On CEPF’s immediate plans for the future, James Tallant, CEPF RIT Manager and Senior Programme Officer of Species for IUCN Asia, said: “Now that CEPF has supported so many projects in the region, we are placing particular emphasis on identifying best practices and capturing lessons learned, so that these can be shared more widely with the conservation community.”

More broadly, CEPF is supporting countries to work towards achieving United Nations Sustainable Development Goal 15: ‘Protect, restore, and promote sustainable use of terrestrial ecosystems, sustainably manage forests, combat desertification, halt and reverse land degradation and halt biodiversity loss’.  It is also helping them to achieve the Aichi Biodiversity Targets 2011-2020 under the Convention on Biological Diversity and to bolster human resilience to the effects of climate change through biodiversity protection.

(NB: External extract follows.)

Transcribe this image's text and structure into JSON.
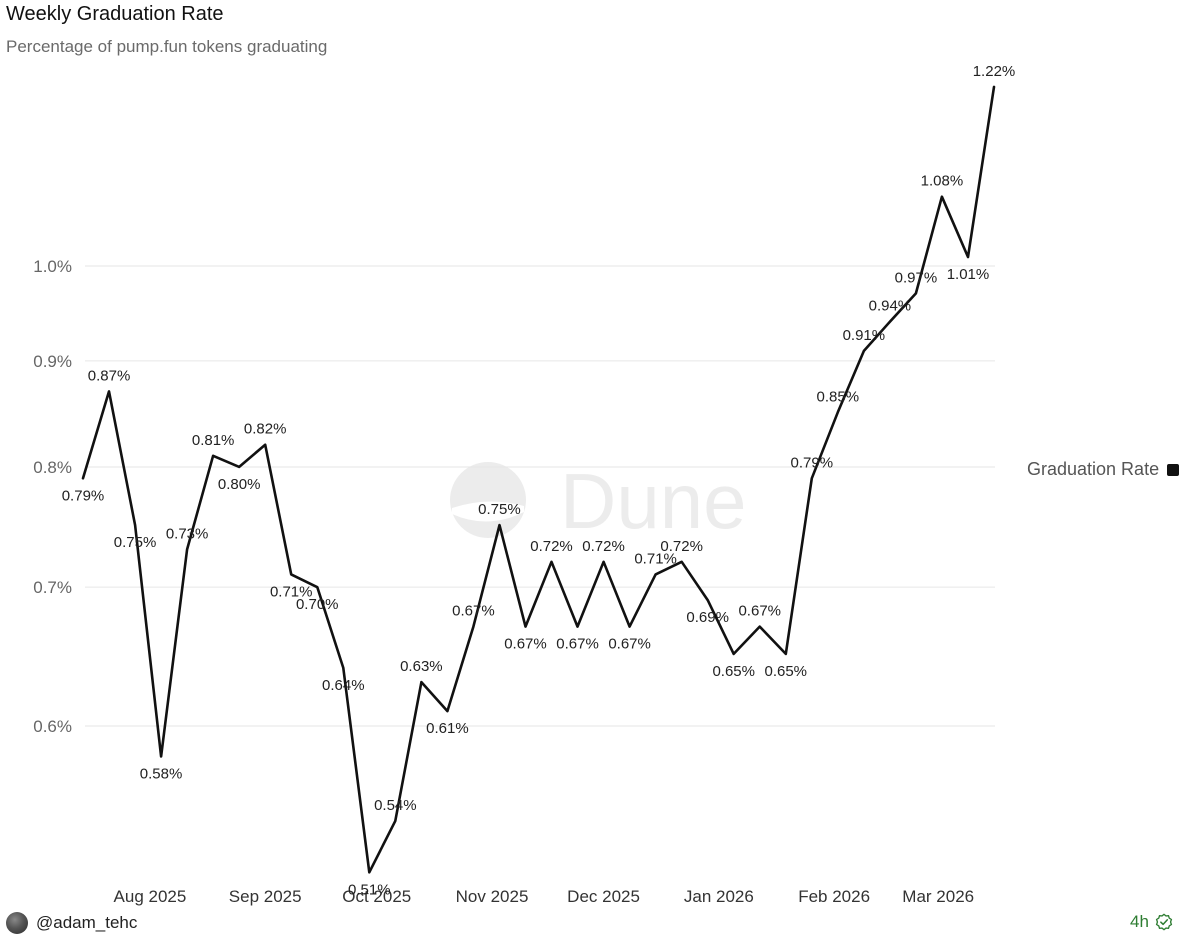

Founded in 2000, the Critical Ecosystem Partnership Fund is a global leader in enabling civil society to participate in and benefit from conserving some of the world’s most critical ecosystems by providing grants for organisations to help protect biodiversity hotspots, Earth’s most biologically rich yet threatened areas. CEPF is a joint initiative of l'Agence Française de DéveloppementConservation International (IUCN Member), the European Union, the Global Environment Facility, the Government of Japan (IUCN State Member), the MacArthur Foundation and the World Bank.

IUCN is leading the second phase of CEPF's work in the Indo-Burma hotspot, working together with the Myanmar Environment Rehabilitation-conservation Network (MERN) and Kadoorie Farm and Botanic Garden (KFBG) to form the CEPF Regional Implementation Team (RIT).